Welcoming calls from the likes of TUI Cruises, Viking Cruises, Royal Caribbean International and National Geographic, Wales attracts a diverse range of passengers seeking out adventure activities (such as Surf Snowdonia, Zip World – home to Europe’s longest zip line – and the nearby giant trampoline park Bounce Below in the caverns beneath Blaenau Ffestiniog) and local culture, booking in for classes at cookery schools, slate mine and castle tours, and much more.

There are plenty of new attractions on offer in the south of the country too, served by the ports of Cardiff, Fishguard, Milford Haven, Newport and Swansea. “One really popular family activity near Fishguard is Dr Beynon’s Bug Farm,” says Thomas. “It’s home to the Tropical Bug Zoo, Bug Museum and Grub Kitchen – the UK’s first edible insect restaurant where you can try such delicacies as cricket cake and bug burgers.”

This year, the country will be hosting some exciting events, including the UEFA Champions League final in Cardiff.
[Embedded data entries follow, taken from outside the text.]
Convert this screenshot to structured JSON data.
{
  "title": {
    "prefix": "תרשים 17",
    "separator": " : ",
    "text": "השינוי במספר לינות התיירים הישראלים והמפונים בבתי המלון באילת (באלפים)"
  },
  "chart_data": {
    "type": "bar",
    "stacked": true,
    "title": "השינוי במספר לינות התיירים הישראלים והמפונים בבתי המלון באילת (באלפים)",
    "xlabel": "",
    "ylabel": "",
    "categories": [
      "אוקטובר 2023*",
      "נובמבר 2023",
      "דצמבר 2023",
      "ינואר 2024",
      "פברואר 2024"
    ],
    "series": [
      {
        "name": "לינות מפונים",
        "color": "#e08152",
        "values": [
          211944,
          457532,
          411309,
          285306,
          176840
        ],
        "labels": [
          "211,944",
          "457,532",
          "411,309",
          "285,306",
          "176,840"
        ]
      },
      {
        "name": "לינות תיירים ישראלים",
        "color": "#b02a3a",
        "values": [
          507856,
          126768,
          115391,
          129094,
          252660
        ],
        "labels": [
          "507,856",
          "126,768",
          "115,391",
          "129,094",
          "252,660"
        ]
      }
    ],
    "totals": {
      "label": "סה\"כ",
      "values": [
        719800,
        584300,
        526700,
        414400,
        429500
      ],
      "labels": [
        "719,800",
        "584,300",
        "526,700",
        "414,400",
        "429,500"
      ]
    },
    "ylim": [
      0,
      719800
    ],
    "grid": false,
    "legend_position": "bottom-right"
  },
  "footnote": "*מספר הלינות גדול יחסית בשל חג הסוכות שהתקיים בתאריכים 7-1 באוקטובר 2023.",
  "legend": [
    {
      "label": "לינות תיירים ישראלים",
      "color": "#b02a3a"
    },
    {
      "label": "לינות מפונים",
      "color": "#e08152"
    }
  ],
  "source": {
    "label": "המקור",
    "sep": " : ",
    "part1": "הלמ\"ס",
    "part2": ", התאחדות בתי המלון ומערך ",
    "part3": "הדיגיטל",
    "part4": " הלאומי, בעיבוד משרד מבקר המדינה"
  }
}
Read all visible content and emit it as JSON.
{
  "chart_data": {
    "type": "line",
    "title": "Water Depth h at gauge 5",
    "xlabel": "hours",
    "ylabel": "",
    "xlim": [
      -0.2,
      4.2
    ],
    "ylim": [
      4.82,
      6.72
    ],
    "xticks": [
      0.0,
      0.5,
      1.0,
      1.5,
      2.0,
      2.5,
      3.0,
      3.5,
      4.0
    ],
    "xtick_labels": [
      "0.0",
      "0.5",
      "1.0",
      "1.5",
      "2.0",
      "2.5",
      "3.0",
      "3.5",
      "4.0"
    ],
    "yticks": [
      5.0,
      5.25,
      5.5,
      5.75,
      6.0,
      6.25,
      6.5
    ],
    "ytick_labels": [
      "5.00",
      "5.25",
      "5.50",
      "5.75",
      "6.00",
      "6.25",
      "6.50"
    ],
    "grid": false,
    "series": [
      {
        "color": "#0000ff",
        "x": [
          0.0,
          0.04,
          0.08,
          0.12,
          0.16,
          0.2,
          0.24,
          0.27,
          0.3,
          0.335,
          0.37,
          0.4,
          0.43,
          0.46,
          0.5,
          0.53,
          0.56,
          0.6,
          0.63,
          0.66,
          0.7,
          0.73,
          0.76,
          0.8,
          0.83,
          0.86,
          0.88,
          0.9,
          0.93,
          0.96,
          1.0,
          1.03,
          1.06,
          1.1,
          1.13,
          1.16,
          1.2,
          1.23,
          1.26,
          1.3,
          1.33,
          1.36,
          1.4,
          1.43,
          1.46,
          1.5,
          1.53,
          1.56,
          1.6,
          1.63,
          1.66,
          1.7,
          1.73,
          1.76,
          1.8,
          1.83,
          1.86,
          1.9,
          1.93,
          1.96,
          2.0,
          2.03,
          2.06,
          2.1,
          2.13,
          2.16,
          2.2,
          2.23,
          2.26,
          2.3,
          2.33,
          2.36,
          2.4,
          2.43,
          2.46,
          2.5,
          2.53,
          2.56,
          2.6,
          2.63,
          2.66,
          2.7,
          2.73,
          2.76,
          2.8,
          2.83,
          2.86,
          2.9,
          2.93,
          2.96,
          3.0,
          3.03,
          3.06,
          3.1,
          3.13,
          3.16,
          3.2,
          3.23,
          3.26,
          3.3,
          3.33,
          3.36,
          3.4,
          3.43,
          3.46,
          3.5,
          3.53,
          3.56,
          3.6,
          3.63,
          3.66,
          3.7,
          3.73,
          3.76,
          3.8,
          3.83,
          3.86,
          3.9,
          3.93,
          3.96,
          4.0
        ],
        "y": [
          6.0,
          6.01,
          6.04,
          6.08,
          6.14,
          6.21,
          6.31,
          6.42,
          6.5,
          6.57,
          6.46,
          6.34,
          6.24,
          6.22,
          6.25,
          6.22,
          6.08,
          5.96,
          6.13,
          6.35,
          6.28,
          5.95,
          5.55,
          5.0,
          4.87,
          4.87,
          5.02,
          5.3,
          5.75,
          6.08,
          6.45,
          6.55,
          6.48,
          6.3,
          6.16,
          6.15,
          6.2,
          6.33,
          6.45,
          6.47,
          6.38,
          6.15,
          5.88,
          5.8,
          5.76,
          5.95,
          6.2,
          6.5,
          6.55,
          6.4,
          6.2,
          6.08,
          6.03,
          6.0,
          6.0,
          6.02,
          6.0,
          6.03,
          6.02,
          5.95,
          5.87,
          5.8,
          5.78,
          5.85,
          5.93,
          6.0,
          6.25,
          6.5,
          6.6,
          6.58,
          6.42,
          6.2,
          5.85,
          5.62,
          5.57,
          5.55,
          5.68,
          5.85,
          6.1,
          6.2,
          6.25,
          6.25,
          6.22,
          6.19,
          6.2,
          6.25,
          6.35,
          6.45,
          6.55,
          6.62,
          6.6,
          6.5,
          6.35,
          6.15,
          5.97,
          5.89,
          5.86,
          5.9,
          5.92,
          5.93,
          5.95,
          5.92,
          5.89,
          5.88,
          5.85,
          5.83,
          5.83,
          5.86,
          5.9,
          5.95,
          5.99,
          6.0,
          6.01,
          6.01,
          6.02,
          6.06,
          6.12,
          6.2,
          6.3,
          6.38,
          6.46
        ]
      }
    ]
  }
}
To accommodate all of the extra visitors to the city, there will be a cruise vessel docked in the port of Newport, which will be used as a floating hotel. “It’s a really effective way of holding extra people,” Thomas explains. “We’re expecting the match to bring millions of people to the centre of our capital city.”

2017 also heralds the launch of the Year of Legends campaign, where cultural events have been planned throughout the year celebrating the country’s unique heritage and legends, new and old. And coinciding with the Volvo Ocean Race, which will visit Cardiff next year, 2018 will be the Year of the Sea. “Perfect for our sea-faring guests,” says Thomas.

Looking ahead, Thomas says that there are plenty of other exciting plans in the pipeline. “We’re looking at future developments in all our cruise ports, particularly when it comes to cruise facilities for passengers and crew,” she says. “We’re also carrying on our successful German-speaking ambassador programme, training up local German speakers to be on hand to welcome guests from regular cruise lines such as AIDA. Our cruise industry continues to grow at an impressive rate, and we’re doing all we can to keep the momentum going.”